The migration was completed in 2 days with zero production incidents. The previous regulatory change (done without TDD) had taken 2 weeks and produced 3 production bugs affecting settlement amounts. The difference was not the developers' skill — it was the discipline of enumerating cases before writing code.

TDD Anti-Patterns

Writing Too Many Tests Before Any Code

TDD is one test at a time. Writing 20 tests before any production code means you spend a long time in "red" and then make a massive jump to "green." This loses the incremental design benefit.

Testing Implementation Details

If your test needs to check that a private method was called, or that an internal data structure has a specific layout, the test is too coupled to the implementation. TDD tests should verify observable behavior through the public interface.

The "Make It Pass With a Constant" Trap

In strict TDD, the first green step might be returning a hardcoded value. This is fine as a stepping stone, but if you find yourself avoiding the real implementation across many cycles, you are gaming the process instead of using it.

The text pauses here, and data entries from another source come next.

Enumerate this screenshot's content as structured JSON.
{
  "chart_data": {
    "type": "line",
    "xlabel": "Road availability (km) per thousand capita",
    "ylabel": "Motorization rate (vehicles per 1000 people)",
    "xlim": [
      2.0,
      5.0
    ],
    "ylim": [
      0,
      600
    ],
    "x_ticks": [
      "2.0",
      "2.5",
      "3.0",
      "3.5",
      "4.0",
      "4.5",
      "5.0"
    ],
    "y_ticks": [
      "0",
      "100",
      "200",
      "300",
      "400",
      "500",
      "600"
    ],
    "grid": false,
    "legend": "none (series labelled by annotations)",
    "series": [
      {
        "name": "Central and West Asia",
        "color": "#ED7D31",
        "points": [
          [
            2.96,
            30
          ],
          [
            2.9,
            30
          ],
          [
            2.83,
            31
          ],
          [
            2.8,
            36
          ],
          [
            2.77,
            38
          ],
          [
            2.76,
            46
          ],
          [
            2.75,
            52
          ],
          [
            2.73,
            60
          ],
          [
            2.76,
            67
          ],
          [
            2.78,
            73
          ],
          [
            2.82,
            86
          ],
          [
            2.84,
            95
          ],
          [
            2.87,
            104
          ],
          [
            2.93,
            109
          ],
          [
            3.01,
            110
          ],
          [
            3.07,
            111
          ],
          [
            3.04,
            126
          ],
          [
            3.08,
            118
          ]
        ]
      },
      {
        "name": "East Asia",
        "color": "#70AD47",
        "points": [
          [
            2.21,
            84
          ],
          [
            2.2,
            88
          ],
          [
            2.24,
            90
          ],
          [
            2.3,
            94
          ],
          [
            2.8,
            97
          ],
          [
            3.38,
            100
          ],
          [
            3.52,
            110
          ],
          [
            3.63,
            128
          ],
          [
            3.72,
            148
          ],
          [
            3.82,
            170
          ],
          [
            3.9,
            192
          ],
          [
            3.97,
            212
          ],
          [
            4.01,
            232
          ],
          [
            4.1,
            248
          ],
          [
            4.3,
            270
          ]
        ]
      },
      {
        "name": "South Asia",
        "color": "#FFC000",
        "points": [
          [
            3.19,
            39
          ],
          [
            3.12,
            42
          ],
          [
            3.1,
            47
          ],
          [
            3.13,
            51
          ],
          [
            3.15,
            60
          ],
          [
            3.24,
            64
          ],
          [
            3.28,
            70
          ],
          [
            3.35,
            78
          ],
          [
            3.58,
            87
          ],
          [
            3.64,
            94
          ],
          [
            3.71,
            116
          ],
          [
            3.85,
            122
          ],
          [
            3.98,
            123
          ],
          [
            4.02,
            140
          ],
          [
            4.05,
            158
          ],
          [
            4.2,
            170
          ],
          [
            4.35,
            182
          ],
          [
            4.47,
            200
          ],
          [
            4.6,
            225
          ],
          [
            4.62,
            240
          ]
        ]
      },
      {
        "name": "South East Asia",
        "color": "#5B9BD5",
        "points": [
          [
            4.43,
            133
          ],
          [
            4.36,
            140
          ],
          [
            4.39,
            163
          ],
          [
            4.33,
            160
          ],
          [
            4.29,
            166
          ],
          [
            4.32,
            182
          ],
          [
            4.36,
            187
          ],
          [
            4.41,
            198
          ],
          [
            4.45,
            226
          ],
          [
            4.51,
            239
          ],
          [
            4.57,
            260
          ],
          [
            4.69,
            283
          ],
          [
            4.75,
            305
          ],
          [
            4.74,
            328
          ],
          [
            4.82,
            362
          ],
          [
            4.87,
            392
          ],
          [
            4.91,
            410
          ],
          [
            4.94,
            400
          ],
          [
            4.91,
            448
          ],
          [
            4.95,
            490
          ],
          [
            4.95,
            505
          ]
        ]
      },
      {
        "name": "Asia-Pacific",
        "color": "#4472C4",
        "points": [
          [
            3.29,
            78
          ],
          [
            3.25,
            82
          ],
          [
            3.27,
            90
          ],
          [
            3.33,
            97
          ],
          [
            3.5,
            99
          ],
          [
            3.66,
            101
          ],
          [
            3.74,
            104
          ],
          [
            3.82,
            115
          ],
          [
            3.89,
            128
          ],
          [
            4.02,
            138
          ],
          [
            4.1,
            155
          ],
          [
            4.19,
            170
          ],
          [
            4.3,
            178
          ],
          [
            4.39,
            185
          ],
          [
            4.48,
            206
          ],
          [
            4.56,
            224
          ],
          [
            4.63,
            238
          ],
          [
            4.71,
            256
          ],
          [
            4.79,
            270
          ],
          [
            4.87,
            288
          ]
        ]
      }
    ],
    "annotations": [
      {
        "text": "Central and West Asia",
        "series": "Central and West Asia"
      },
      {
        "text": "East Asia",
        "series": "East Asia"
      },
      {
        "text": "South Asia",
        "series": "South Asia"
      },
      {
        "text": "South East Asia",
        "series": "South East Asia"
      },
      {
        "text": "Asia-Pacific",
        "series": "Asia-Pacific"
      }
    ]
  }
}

Abandoning TDD During Refactoring

The refactor step is not optional. Skipping it leads to code that works but accumulates technical debt. The test suite gives you permission to refactor aggressively — use it.

Trade-offs Summary

| Factor | TDD | Test-After | |--------|-----|------------| | Initial development speed | Slower | Faster | | Test coverage | Naturally high | Often patchy | | Design quality | Drives clean interfaces | Risk of tightly-coupled code | | Bug detection | Catches issues before code is written | Catches issues after code is written | | Exploratory work | Awkward and constraining | Natural and flexible | | Maintenance cost | Lower long-term (clean design) | Higher long-term (harder to test, harder to refactor) |

Key Takeaways

  1. TDD is Red-Green-Refactor: write a failing test, make it pass with minimal code, then clean up. One cycle at a time.
  2. TDD is a design technique, not just a testing technique. Writing the test first forces you to design the interface before the implementation.
  3. TDD works best for well-defined business logic, bug fixes, parsers, and algorithms. It is awkward for exploratory work, UI layouts, and thin glue code.
  4. The strongest argument for TDD is regression prevention: every behavior has a test, so regressions are caught immediately.
  5. TDD requires discipline. Done poorly (skipping refactoring, testing implementation details), it adds cost without benefit. Done well, it produces clean, well-tested code faster than the alternative.